A política à portuguesa esquece os jovens e o futuro

Nem só de redes sociais vive a juventude actual, mas não é todos os dias que se encontra um adolescente com opinião, com um discurso assertivo e articulado cujo passatempo preferido é assistir à programação da Assembleia da República TV. João Loureiro, aluno do 9º ano na Escola Pedro Jacques de Magalhães, em Alverca, diz nesta entrevista que um dia gostava de ser presidente da Câmara de Santarém.

A política, a escrita e a agricultura são os assuntos preferidos de João Loureiro, um jovem adolescente que contraria os estudos que falam numa juventude apática, desinteressada dos temas essenciais da sociedade e desperta apenas para as redes sociais.

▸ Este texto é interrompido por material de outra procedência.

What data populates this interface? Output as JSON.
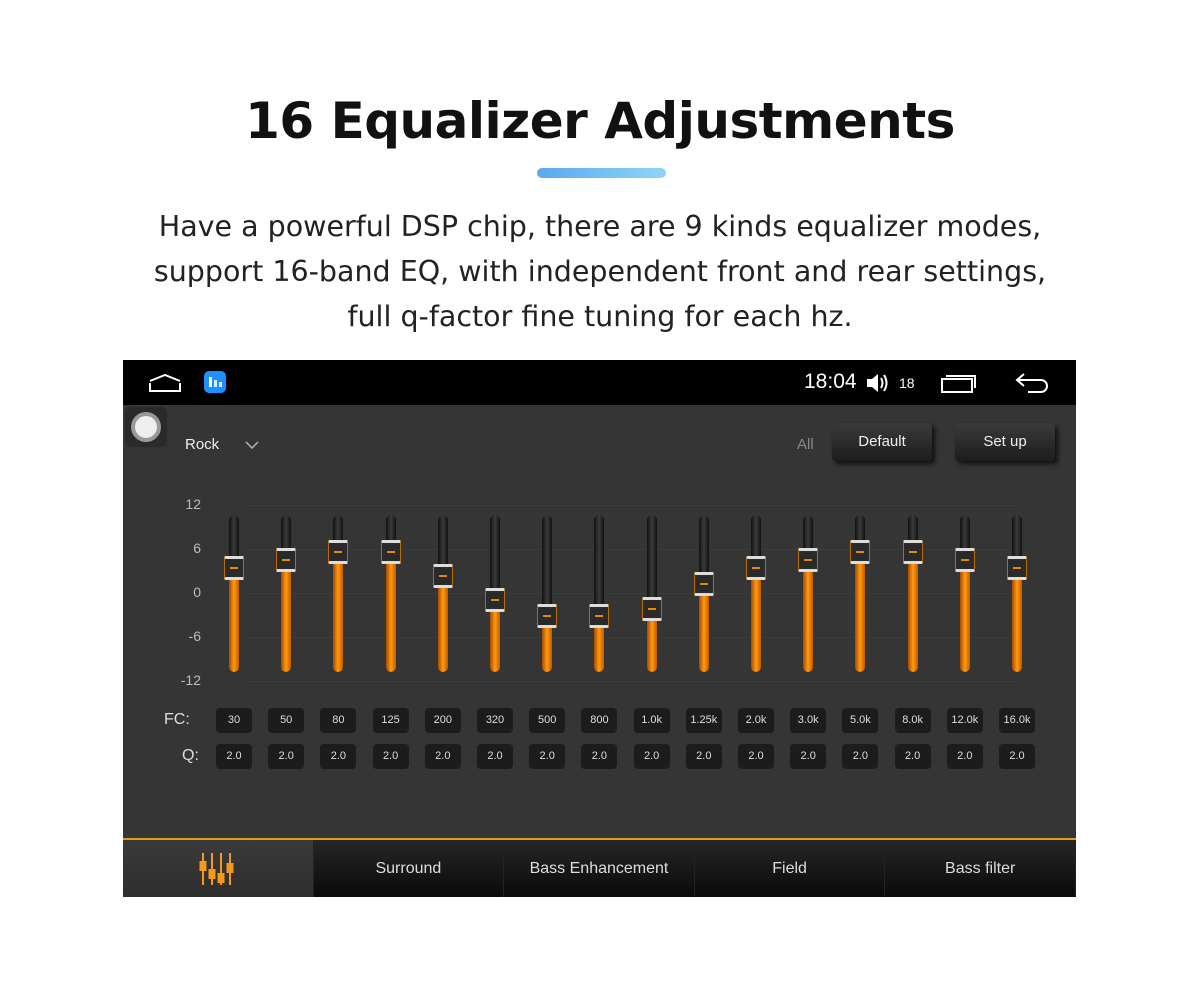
{
  "header": {
    "title": "16 Equalizer Adjustments",
    "subtitle_lines": [
      "Have a powerful DSP chip, there are 9 kinds equalizer modes,",
      "support 16-band EQ, with independent front and rear settings,",
      "full q-factor fine tuning for each hz."
    ]
  },
  "status_bar": {
    "time": "18:04",
    "volume": "18",
    "icons": [
      "home-icon",
      "app-icon",
      "volume-icon",
      "recent-apps-icon",
      "back-icon"
    ]
  },
  "eq": {
    "preset": "Rock",
    "all_label": "All",
    "default_label": "Default",
    "setup_label": "Set up",
    "axis_labels": [
      "12",
      "6",
      "0",
      "-6",
      "-12"
    ],
    "range": [
      -12,
      12
    ],
    "accent": "#ff9a10",
    "fc_label": "FC:",
    "q_label": "Q:",
    "bands": [
      {
        "fc": "30",
        "q": "2.0",
        "gain": 3.4
      },
      {
        "fc": "50",
        "q": "2.0",
        "gain": 4.5
      },
      {
        "fc": "80",
        "q": "2.0",
        "gain": 5.6
      },
      {
        "fc": "125",
        "q": "2.0",
        "gain": 5.6
      },
      {
        "fc": "200",
        "q": "2.0",
        "gain": 2.3
      },
      {
        "fc": "320",
        "q": "2.0",
        "gain": -1
      },
      {
        "fc": "500",
        "q": "2.0",
        "gain": -3.1
      },
      {
        "fc": "800",
        "q": "2.0",
        "gain": -3.1
      },
      {
        "fc": "1.0k",
        "q": "2.0",
        "gain": -2.2
      },
      {
        "fc": "1.25k",
        "q": "2.0",
        "gain": 1.2
      },
      {
        "fc": "2.0k",
        "q": "2.0",
        "gain": 3.4
      },
      {
        "fc": "3.0k",
        "q": "2.0",
        "gain": 4.5
      },
      {
        "fc": "5.0k",
        "q": "2.0",
        "gain": 5.6
      },
      {
        "fc": "8.0k",
        "q": "2.0",
        "gain": 5.6
      },
      {
        "fc": "12.0k",
        "q": "2.0",
        "gain": 4.5
      },
      {
        "fc": "16.0k",
        "q": "2.0",
        "gain": 3.4
      }
    ]
  },
  "tabs": [
    {
      "label": "",
      "icon": "equalizer-icon",
      "active": true
    },
    {
      "label": "Surround"
    },
    {
      "label": "Bass Enhancement"
    },
    {
      "label": "Field"
    },
    {
      "label": "Bass filter"
    }
  ]
}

João, natural de Santarém mas a viver em Alverca desde que nasceu, não sabe precisar quando começou a ter interesse por esses temas normalmente associados aos adultos, mas garante que talvez metade dos seus 14 anos tenham sido passados a ler o que não é para a sua idade e a assistir à programação do canal de televisão da Assembleia da República.

Ainda sem uma ideologia política definida, defende o voto aos 16 anos e lamenta que os políticos não consigam cativar os jovens que, na sua opinião, são marionetas sem ideias próprias. Com a família materna em Santarém, é nessa cidade que gostaria de vir a morar e trabalhar como engenheiro agrónomo e, quem sabe, um dia, chegar à presidência da câmara. As ideias pululam-lhe na mente como as borbulhas típicas da adolescência lhe salpicam a face. O discurso é fluido e a timidez que diz sentir na sala de aulas não se fez sentir nesta entrevista na redacção de O MIRANTE.

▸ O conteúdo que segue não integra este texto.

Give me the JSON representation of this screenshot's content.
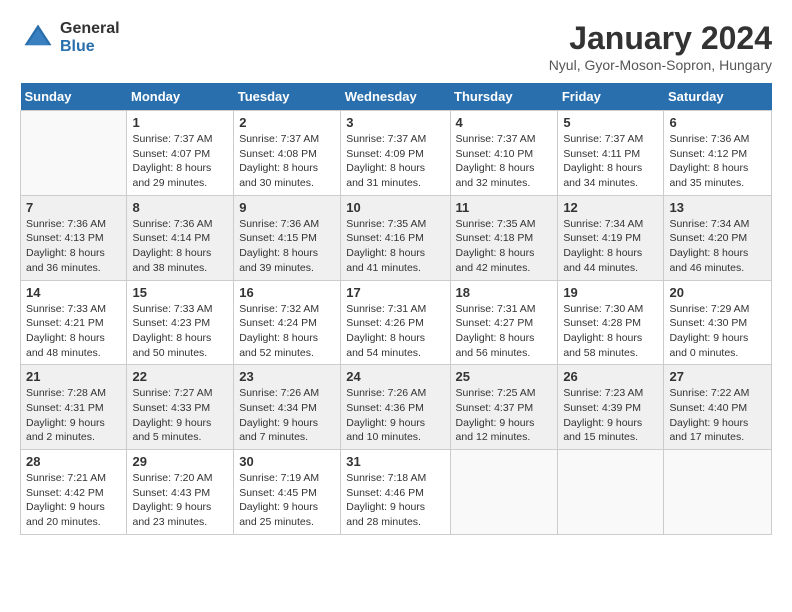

De onde vem o gosto pela leitura?

Desde cedo demonstrei interesse em ler. Era algo que me fascinava. Lia facilmente livros que não eram para a minha idade. Hoje aprecio os clássicos como Eça de Queirós, Alexandre Herculano ou Almeida Garrett. Gosto de pesquisar os arcaísmos. Consulto o significado das palavras que não conheço no dicionário e aponto-as num caderninho. Nesse caderno também faço resumos e o enquadramento da obra.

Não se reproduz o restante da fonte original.